EVİM NERESİ (14)

HIZ

Temmuz 6, 2024 - 10:50
 0
EVİM NERESİ (14)

Zaman kavramının izafi olduğunu söylerler ama anlamayız. İleri mi akıyor, geriye mi? Yaşlanıyoruz, bebek,çocuk,genç,yetişkin,orta yaş,ileri yaş, yaşlılık safhaları belleğimizde ileri sarılan makara gibi kodlanıyor:

-Kaç yaşındasınız?

Rehberime soruyorum.

-Yaş kavramı yok bizde.

-Yani sene dediğimiz zaman diliminden kaç adet devirdiniz?

-Sene kavramının mevsimler, aylar, günler olarak hesapladığınız bilgisi var bende.
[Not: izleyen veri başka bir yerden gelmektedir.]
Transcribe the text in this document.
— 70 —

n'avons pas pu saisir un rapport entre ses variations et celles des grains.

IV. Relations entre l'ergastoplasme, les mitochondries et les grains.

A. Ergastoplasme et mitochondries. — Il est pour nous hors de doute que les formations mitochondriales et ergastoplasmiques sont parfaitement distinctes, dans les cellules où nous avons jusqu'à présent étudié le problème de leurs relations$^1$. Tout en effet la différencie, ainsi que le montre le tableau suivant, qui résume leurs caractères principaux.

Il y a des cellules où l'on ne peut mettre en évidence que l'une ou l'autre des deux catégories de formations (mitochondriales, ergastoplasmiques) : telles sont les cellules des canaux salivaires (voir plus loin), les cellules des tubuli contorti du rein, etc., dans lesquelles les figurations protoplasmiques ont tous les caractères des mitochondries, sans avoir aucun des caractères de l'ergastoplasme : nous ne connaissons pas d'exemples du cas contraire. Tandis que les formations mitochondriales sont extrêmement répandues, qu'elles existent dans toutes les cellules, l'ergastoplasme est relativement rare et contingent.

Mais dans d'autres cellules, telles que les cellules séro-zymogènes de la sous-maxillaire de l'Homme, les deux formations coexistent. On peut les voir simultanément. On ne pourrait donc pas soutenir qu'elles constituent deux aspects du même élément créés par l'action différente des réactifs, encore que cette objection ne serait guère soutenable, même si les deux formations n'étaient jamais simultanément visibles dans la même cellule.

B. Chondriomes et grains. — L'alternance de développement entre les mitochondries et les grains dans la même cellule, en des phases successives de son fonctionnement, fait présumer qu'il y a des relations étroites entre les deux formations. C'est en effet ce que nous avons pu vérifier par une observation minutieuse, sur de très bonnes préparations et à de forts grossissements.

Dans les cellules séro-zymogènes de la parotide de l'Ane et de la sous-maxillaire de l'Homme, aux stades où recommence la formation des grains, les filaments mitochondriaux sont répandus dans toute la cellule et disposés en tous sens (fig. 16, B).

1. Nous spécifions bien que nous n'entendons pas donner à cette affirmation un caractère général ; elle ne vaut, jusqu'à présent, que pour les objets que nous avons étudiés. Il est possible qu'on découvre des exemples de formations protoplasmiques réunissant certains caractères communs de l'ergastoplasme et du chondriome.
Güneşe göre sizin zaman kavramınız. Bizde güneş yok, hiç gece olmuyor.

-Anlamadım. Güneş yoksa karanlıktasınız, gece olmuyorsa aydınlıktasınız. Yapay enerji ile mi aydınlatılıyor dünyanız.

-Görmek için gerekiyor ışık. Bizim görme yeteneğimiz sizden çok farklı. Her hücremizle görüyoruz, ışık gerekmiyor.

-Yani var olduğunuz süreçten sonra ne kadar varlık deneyiminiz var? Birbirinize kıyasla önce ya da sonra var olanı nasıl tanımlıyorsunuz?

-Bütün bu söylediklerin de bilgi yetenek ve görevler çerçevesinde. Dünyevileştirerek anlatayım. Renklerimiz var bizim. Renklerimizden farkımızı anlıyor, yetkilerimizi ve sınırlarımızı ona göre belirliyoruz.

-Siz hangi renktesiniz?

-Mirtratua.

-Anlamadım, o bir renk adı mı?

-Evet. Dünyada karşılığı yok. Sizin göz algı sınırlarınız çok dar. Az algılıyorsunuz.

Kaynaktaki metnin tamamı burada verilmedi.